Gutters need to be replaced when they are not functioning to move water to a lower point in your property.
However, the optimal time to replace them is when the roof is replaced but in a very specific order. Why do I make this distinction? It is because of how the gutter apron, sometimes referred to as gutter flashing, interacts with the ice and water membrane — an important component of any roof in Wisconsin or any place in the northern zone.
“Gutter Apron” is an “L” shaped piece of metal that gets nailed down to the roof underneath the shingles. It then hangs down along the fascia. A gutter can then be slid up underneath the gutter apron. When a gutter is secured, it is either screwed (preferably), nailed, or spiked into the fascia. Whichever fastener your installer chose, should pierce through the apron and the back of the gutter, securing it tightly to the fascia.
If you live in the northern zone, and your contractor understands the importance of ice and water membrane to prevent damaging ice dams, your gutters and gutter apron should be removed and replaced when the roof is replaced. This affords a contractor the ability to install ice and water membrane over the edge of the fascia, making it so that even if you have an ice dam, it will not be able to cause damage to the inside of your home.
After the ice and water membrane is installed, the roofing crew can install a new gutter apron which is nailed into the roof decking by the roofer. Since most of today’s gutters are aluminum, an aluminum gutter apron should be used to prevent galvanic corrosion, a process where two dissimilar metals begin to corrode each other.
The nails, driven through the roof decking, will pierce through the ice and water membrane, which should be manufactured in such a way as to self-seal around nail heads. This will prevent problems of water infiltrating through nail holes. Effectively, the membrane becomes like a gasket around the nail.
After your roofer is done installing the roof, there is typically a time when a roof is without gutters.
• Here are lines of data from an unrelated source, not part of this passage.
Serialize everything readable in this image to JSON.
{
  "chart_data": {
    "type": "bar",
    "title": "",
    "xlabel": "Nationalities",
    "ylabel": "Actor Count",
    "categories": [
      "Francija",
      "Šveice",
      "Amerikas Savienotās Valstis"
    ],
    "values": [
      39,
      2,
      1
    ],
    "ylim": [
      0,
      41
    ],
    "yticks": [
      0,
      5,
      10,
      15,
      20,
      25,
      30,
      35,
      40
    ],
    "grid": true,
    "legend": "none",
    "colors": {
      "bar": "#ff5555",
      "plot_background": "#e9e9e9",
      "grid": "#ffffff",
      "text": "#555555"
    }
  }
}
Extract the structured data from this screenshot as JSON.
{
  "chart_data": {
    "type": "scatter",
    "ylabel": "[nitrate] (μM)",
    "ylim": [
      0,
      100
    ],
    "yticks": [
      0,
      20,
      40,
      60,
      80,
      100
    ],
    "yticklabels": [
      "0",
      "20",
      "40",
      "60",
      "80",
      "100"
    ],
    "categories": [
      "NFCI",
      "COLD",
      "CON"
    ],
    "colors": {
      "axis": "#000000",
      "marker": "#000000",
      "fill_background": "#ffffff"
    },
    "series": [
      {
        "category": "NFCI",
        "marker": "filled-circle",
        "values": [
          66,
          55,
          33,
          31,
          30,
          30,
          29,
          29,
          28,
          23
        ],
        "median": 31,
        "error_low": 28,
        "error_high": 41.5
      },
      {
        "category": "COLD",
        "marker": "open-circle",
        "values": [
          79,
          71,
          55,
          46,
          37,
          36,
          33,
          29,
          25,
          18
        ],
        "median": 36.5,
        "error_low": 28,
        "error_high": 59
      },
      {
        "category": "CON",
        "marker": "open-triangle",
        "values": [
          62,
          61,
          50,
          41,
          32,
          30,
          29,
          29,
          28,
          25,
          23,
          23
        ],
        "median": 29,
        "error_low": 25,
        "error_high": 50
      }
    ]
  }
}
This causes concern and stress for some homeowners, but more concerning, and more stressful would be a house where the contractor did not understand the importance of the process, reducing the life of your new gutters and not protecting your belongings from the ravages of ice damming for decades.
The savvy homeowner will understand the importance of short-term patience in order to enjoy the long-term security of knowing they have a properly installed and durable water management system.